Isn't that just like me?  Is it like you?  Not 5 minutes earlier I was on a tirade with my older girls because they weren't loving each other, they are always bickering.  Picking at this, whining about that, turning their backs to each other, putting each other down.  I longed for their hearts to change, wanted them to be beautiful on the inside, so that I could see it blooming outwardly.  Blossoms of their loving kindness toward each other...kind words, thoughtful deeds, warm smiles, encouragement. 

Mikayla wasn't the only one trying to force her control on a beautiful outcome.  I too was trying to open a bloom by my power, with my words.  I was trying to make things beautiful on my own accord, in my own way, in my own time. God's teaching was gentle, beautiful. I can't make beauty bloom when I want it to, on my time, through my works. God opens the flowers, His power unfolds each petal, and in His time. 

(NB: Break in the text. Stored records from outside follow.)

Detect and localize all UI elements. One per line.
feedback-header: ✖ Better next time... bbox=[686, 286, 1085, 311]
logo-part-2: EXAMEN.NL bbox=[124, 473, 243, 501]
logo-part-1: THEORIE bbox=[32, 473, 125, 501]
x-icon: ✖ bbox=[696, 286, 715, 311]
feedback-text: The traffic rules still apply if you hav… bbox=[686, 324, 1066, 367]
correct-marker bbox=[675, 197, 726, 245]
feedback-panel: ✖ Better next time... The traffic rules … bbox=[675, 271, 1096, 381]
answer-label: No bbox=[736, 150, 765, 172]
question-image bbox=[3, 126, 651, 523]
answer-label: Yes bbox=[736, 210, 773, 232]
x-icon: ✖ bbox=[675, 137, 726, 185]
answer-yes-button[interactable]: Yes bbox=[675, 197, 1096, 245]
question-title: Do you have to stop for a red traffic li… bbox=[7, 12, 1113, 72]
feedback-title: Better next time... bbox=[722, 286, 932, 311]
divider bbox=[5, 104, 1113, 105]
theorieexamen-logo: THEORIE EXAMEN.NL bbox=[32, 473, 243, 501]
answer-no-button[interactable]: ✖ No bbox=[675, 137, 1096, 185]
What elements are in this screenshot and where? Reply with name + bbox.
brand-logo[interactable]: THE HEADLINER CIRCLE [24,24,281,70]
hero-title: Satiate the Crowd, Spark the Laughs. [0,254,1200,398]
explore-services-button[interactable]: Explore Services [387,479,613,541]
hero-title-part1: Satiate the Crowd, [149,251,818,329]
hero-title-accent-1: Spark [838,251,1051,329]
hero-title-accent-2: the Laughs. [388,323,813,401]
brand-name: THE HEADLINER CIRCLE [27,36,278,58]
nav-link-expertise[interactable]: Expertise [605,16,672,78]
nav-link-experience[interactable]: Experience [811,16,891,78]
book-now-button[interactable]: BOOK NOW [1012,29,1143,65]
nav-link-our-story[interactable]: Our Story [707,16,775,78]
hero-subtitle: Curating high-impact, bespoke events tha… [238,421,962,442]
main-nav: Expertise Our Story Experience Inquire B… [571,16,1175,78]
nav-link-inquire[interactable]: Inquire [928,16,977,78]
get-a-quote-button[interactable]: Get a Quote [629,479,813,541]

We are called to care for each plant...give it what it needs to grow and thrive.  A fertile soil, fresh water, a warming light.  This I can provide, with God's help.  And then I must wait, wait for the seed to grow, the seedling to sprout and stretch upward, a bloom to form and the petals to open in a beautiful display of God's handiwork.



Our inner beauty will be displayed too,  by God's power, in God's time.  Just as we were waiting for that final bloom to burst forth, we had waited for Resurrection day to come, to remember when God conquered death, and to look forward with anticipation when He will return again.  Spring is here.  It is time for new life. I want new life through joy, moment by moment.  I desire to let God bring about the beauty, to be patient, to do His work, but let His timing unfold, in due season.  What new life do you long for and need?